The National Weather Service offers radar data free from its website and is relatively easy to use. The resolution of the imagery is a little grainy, and there’s no way to plot your position on the map, and its zooming capabilities are limited.
You’ll also need Flash installed on your computer to run the loops, which some may object to for security reasons.
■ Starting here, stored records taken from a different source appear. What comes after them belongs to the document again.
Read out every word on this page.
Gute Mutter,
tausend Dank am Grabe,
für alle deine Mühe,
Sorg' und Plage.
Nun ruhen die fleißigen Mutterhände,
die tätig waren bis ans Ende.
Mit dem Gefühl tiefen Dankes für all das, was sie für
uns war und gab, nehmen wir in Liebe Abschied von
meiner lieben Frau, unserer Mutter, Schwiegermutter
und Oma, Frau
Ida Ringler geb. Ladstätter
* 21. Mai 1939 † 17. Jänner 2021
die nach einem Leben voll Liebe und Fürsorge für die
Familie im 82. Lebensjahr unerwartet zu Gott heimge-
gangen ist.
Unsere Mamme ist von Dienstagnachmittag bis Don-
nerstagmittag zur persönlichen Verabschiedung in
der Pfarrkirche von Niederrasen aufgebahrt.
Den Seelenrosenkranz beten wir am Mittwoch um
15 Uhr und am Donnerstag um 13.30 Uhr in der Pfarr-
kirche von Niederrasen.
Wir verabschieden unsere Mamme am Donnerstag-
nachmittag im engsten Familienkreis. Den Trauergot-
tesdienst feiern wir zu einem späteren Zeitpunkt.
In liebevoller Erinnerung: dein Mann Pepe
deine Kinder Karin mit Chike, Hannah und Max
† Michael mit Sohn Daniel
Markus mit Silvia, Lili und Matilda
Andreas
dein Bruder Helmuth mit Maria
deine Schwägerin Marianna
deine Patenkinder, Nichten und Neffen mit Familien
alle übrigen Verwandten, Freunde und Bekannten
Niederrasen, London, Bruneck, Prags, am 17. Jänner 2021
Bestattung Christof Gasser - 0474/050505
There is also no app available, as the News can’t compete with private services due to Federal law.
Cons Resolution is grainy No way to plot your position on the map Requires Flash player Created by Avalon Apps, NOAA WeatherRadar Live is an excellent alternative to using the News radar site on your phone.
If the lack of lightning and warning data of NOAA WeatherRadar Live is an issue, we’d recommend The Weather Channel’s app instead. While obviously, it’s a more general weather app, there are some great radar features that we think are worth mentioning.
If we had to pick a negative with this one, it’s that the app smooths radar imagery too much to make it look attractive on the screen. A few months back, The Weather Channel launched a fee-based feature called Premium Radar.
In addition to radar, it overlays wind data information in a fluid and visually appealing way. You can layer all kinds of things on top, from precipitation to cloud cover, and even browse through weather model data.
It also might be a bit too complex for the average user to understand, so we’d recommend some other weather websites and apps if you’re looking for something easy to use. While it doesn’t smooth the radar images to the degree The Weather Channel’s app does, it is still enough that it may cause some inaccuracy.
Although it doesn’t have nearly the reputation it had a decade ago, Weathering is still around and still offering hyper local current weather conditions on its website thanks to its network of weather stations situated at homes, schools, television stations, and other locations throughout the world. While its visual maps for all kinds of weather data are pretty impressive, like the two apps above, it smooths out radar images.
Whatever option you choose, any of the weather radar websites and apps above will keep you informed in the event severe weather strikes. I've had a lifelong interest in the weather spanning more than 30 years, culminating with the pursuit of a Meteorology degree from Minersville University in Pennsylvania.
You might have seen my work on Digital Trends, PC World, VentureBeat, or even the New York Times website. At Weather Station Advisor, I joined the team to provide you with the best reviews, recommendations and advice to get the most out of your investment.
If you're looking for detailed information, you'll appreciate the free AccuWeather app, which has thorough weather reports that let you know conditions, wind speeds, and dew points by the hour. The index gives you a more robust understanding of what the weather will feel like, as opposed to just the number you see on a thermometer.
Dark Sky has been a long-time favorite among weather app users, even if it comes with a small price tag of $3.99. You'll be able to get hourly forecasts of projected conditions and temperature for your entire week, with customizable weather alerts available.
Keep an eye out for thunderstorms and hurricanes with the real-time severe weather reports and live radar maps. The Weather Channel app updates often and reads through user reviews, so it's constantly evolving.
The app uses a network of 250,000+ weather stations, aggregating crowdsourced data about your specific location. Each station has instruments to gauge numbers for temperature, humidity, pressure, rainfall, wind speed, and direction.
The app is free of charge, though it does include ad displays, which you can turn off for a year with a payment of $1.99. Free and easy to use, Weathering delivers fast alerts and provides reliable real-time forecasts from your current time to ten days into the future, using localized GPS data.
The best thing about this app is that you'll be able to visualize the weather with 18 different maps, including Doppler radar, lightning, wind, temperature, pressure, and humidity. If you're in areas affected by hurricanes, severe winters, and lightning, you'll receive real-time storm alerts.
On top of everything, the app will inform you how the weather may influence your sports, workouts, allergies, pain, and more. It uses real-time animated radar images, showing rain, snow, precipitation, and cloud cover.
You'll be able to get push notifications for tornadoes, flood warnings, snow storms, and other harsh weather for your current location. Besides radar maps, you'll also be able to get basic numbers about the forecast, such as pressure, humidity, wind speed, visibility, sunset and sunrise, and dew point.
The premium version of the app removes ads and includes severe weather alerts for an unlimited number of saved locations. It takes data from radars, satellites, and surface stations to figure out areas of rain where you are and forecasts local storms.
At $9.99, Radarscope is the most expensive app on this list, but its radar detailing is unsurpassed, and great for experts or anyone who wants to keep a close eye on a storm. Instead of GIF or PNG files, you will see native radar data in a radial format with lots of detail in two-minute intervals.